Currency hedging are covered in two readings in different terminologies (one in SS10 and one in SS15).
Under SS10:
Unhedged return: LMR + LCR
Hedged return: LMR + (Rd - Rf) => LMR + (F-S0)/S0
Under SS15:
Unhedged return: Rd,u
Hedged return: Rd,u + %change in future price => Rd,u + (F0-Ft)/S0
Is my understanding correct? Please someone validate this and correct me if I’m wrong…Thanks!

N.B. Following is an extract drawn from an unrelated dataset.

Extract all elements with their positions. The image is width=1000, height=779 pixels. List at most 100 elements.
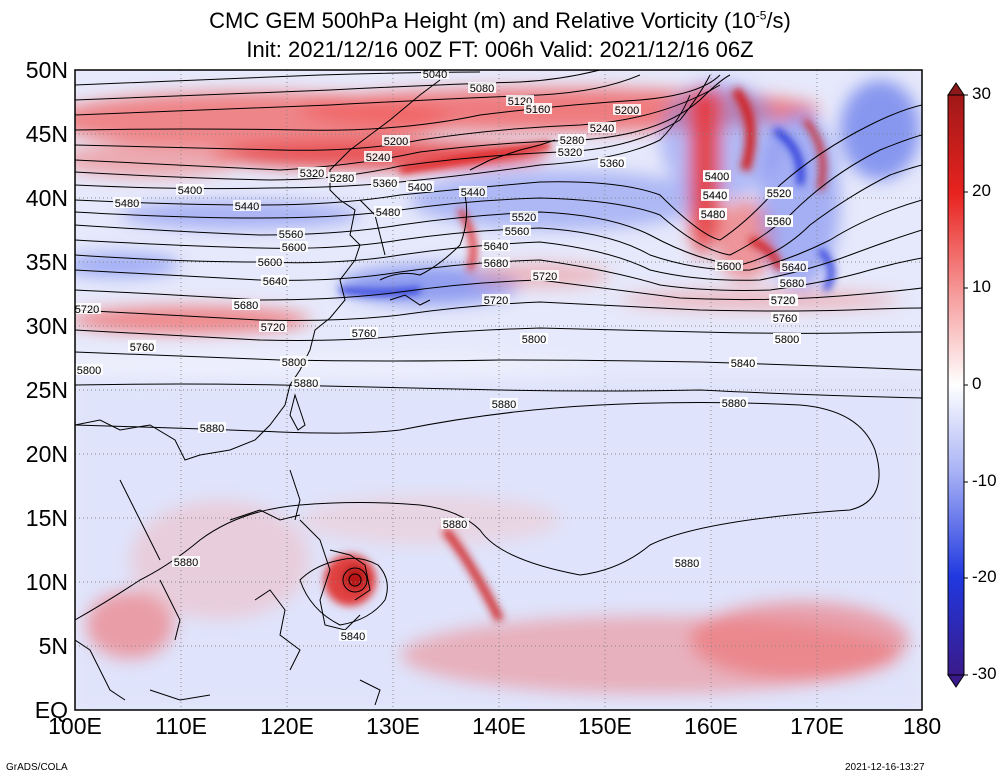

SS10 is looking at total returns of foreign bonds translated back to a domestic investor.
Unhedged return would be
(1+RL)(1+Cr) -1. I think your answer would suffice.
Hedged return:
HR = RL + Forward Premium/discount ==> Forward Premium/discount = (F0-S0)/S0 or ~ (iD - iF) which is the interest differential between the domestic and foreign interest rates.
Rearrange the equation and you get…
HR = iD + (Rl - iF) or…
Domestic Risk-Free rate + local bond’s risk premium. It allows us to compare hedged yields from any foreign market.
Study session15
HR = Rd,u + %chng in future
HR = Rd,u - (Ft-F0)/S0. => We’re long the unhedged, and SHORT the future.
Good answer, this confused me at one point as well.